The Evangelical Lutheran Free Church is founded on the Bible and the confession of the Evangelical Lutheran Church. The Frikirken 'believes, teaches, and confesses that the Bible is the only rule and guideline for faith, doctrine, and life'.

As a free church, the Frikirken is founded upon the local congregation (congregationalism). In each local congregation those who are baptised and confess the Christian faith are endowed with voting rights and responsibilities. Each congregation is led by ordained elders (presbyters), and each has the authority to call its clergy and all other personnel and pass its own church laws.

The highest authority in the denomination is the synod, which is a common national organisation, peopled with presbyters and representatives from each individual congregation. The synod convenes every three years, and it is governed by the synod board, which is made up of seven members, each of whom is elected by the general synod.

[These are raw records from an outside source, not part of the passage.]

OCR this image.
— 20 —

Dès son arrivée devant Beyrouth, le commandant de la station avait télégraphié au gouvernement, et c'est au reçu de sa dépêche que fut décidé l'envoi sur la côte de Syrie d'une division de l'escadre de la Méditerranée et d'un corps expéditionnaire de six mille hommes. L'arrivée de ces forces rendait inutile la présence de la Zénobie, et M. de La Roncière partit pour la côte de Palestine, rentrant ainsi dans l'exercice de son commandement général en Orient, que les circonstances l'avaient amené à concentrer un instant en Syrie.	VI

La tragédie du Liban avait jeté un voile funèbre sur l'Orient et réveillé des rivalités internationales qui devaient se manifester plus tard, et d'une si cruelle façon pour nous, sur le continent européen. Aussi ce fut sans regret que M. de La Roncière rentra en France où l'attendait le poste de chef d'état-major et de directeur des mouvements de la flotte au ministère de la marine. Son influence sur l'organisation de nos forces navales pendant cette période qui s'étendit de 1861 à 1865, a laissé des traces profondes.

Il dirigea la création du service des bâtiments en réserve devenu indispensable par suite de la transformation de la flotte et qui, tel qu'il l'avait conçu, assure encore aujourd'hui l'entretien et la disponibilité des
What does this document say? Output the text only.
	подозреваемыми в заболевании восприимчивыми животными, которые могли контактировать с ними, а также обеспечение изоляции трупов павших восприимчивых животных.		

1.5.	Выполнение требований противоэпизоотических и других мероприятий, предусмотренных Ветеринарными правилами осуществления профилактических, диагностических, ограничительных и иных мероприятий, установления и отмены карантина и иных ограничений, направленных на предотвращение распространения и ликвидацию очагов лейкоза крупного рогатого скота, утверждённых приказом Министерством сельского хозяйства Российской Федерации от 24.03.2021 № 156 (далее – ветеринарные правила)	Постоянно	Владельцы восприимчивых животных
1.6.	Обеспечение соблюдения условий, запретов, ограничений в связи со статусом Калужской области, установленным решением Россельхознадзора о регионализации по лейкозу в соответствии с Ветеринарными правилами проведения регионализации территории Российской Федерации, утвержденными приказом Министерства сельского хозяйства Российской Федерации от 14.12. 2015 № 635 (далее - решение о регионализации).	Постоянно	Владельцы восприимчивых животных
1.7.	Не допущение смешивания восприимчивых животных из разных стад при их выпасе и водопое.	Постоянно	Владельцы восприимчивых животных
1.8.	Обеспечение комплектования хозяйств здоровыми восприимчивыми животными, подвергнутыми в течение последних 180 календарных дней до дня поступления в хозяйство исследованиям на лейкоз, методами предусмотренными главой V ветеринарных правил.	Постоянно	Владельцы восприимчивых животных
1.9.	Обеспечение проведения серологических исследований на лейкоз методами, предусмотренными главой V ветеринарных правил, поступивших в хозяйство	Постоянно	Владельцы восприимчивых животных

== Schools, colleges, and publications ==
The Frikirken has established several educational and publishing organisations. In 1921, the Frikirken founded the Fredtun Frikirkens Secondary School, which has now been renamed the Stavern Folkehøyskole (Stavern Folk High School). The Frikirken also established the Lutheran Bible and Church Seminary (LBM) in 1965. The Seminary was eventually renamed the Frikirkens Theological College (FTH), before becoming the University College of Staffeldts Gate (HiS) in 2004, following a merge with the Bible School in Oslo. In January 2013, HiS became part of the NLA University College, and was subsequently renamed the NLA University College Staffeldtsgate. In partnership with several other denominational and missional bodies, the Frikirken contributed to the establishment of the China Lutheran Seminary in 1966, in Hsinchu City, Taiwan.

The Frikirken instituted its own publication, Budbæreren (the Messenger) in 1883. It releases ten issues annually.